Scaling & Expansion Planning

  • Upon pilot completion, assess the feasibility of scaling both models across additional Colorado workforce areas.
  • Identify and pursue additional philanthropic and public funding sources to support OBF expansion.
  • Position CDLE to align OBF work with federal WIOA reauthorization efforts, including emerging federal interest in performance-based contracting and apprenticeship outcomes.

 

C. Partner Management & Technical Assistance (15%)

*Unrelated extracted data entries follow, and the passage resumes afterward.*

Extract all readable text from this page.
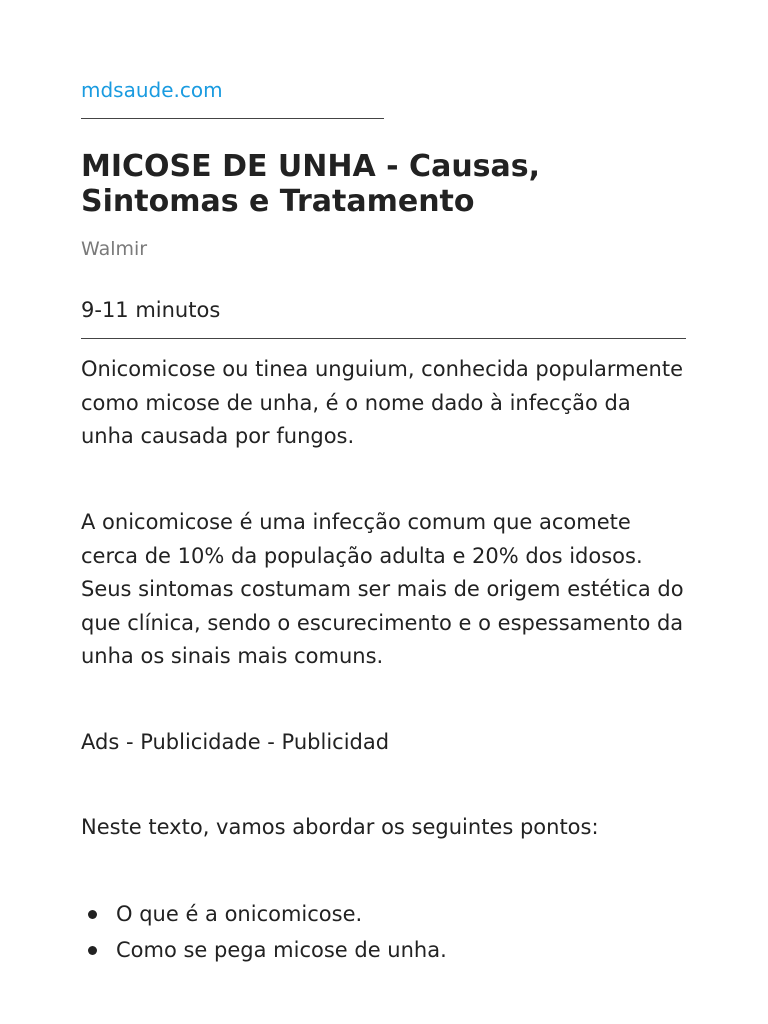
mdsaude.com
MICOSE DE UNHA - Causas, Sintomas e Tratamento
Walmir
9-11 minutos

Onicomicose ou tinea unguium, conhecida popularmente como micose de unha, é o nome dado à infecção da unha causada por fungos.

A onicomicose é uma infecção comum que acomete cerca de 10% da população adulta e 20% dos idosos. Seus sintomas costumam ser mais de origem estética do que clínica, sendo o escurecimento e o espessamento da unha os sinais mais comuns.

Ads - Publicidade - Publicidad

Neste texto, vamos abordar os seguintes pontos:

O que é a onicomicose.
Como se pega micose de unha.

  • Serve as the primary relationship manager for all pilot partners: workforce areas (Arapahoe/Douglas Works!, Denver Workforce Development), training providers (ToolingU, South Denver School of Nursing Arts), employers (Professional Employment Group, Colorado Thrives), and industry associations (Rocky Mountain Tooling & Machining Association).
  • Provide ongoing technical assistance to partners on OBF concepts, data reporting requirements, WIOA compliance, and program administration.
  • Facilitate issue resolution across partners, identifying and addressing problems before they escalate.
  • Coordinate with CDLE’s external OBF consultant (Ken Weil) to integrate expert technical assistance into pilot design and implementation.
  • Support partner organizations in marketing pilots to potential participants, employers, and funders.

 

D. Communications & Reporting (10%)

  • Author all quarterly progress reports and the final closeout report for funders.
  • Develop and execute a communications plan targeting multiple audiences: the Governor’s Office, philanthropy, future OBF implementers, and Colorado’s broader workforce ecosystem.
  • Contribute to press releases, social media content, podcasts, and other communications that document pilot progress and surface learnings for the field.

 

Qualifications

Experience

  • Experience designing and implementing public programs, with workforce program experience preferred.
  • Knowledge of outcomes-based funding strategies with direct experience preferred.
  • Experience navigating allowable uses of public funding streams and performance metrics preferred.
  • Experience working with multi-partner projects with diverse stakeholders.
  • Any experience with registered apprenticeship programs and/or with opportunity youth populations or in youth workforce development is preferred.

 

Skills & Competencies

  • Ability to translate a concept paper into a program ready to launch — developing agreements, payment structures, and timelines.
  • Comfort using and analyzing data to inform decision-making: defining measurable outcomes, designing data collection systems, and making evidence-based adjustments.
  • Skilled at building trust across government, employer, and community partners; able to facilitate productive multi-party negotiations.
  • Strong organizational and project management skills; ability to manage multiple complex workstreams simultaneously, track progress, and meet deadlines.
  • Ability to write clearly for multiple audiences, including grant reports, policy briefs, partner communications, and public-facing content.

 

Work Environment & Conditions

  • This is a full-time, grant-funded position embedded within CDLE’s Employment and Training Division, reporting to senior leadership.
  • The position requires travel for partner meetings, site visits, and pilot activities across the Denver metro and Arapahoe/Douglas county areas.
  • Hybrid work arrangements are available; the Director will be expected to be present at CDLE offices and partner sites as program needs require, and at a minimum two days a week at CDLE.
  • The employee will be required to waive retention rights as a condition of the grant-funded appointment.

 

Applications

  • Please send a cover letter describing how your experience aligns with the qualifications desired in the contractor and your resume.
  • Submit materials to: info@coloradosucceeds.org
  • Applications will be received on a rolling basis with preference given to applications received by June 12.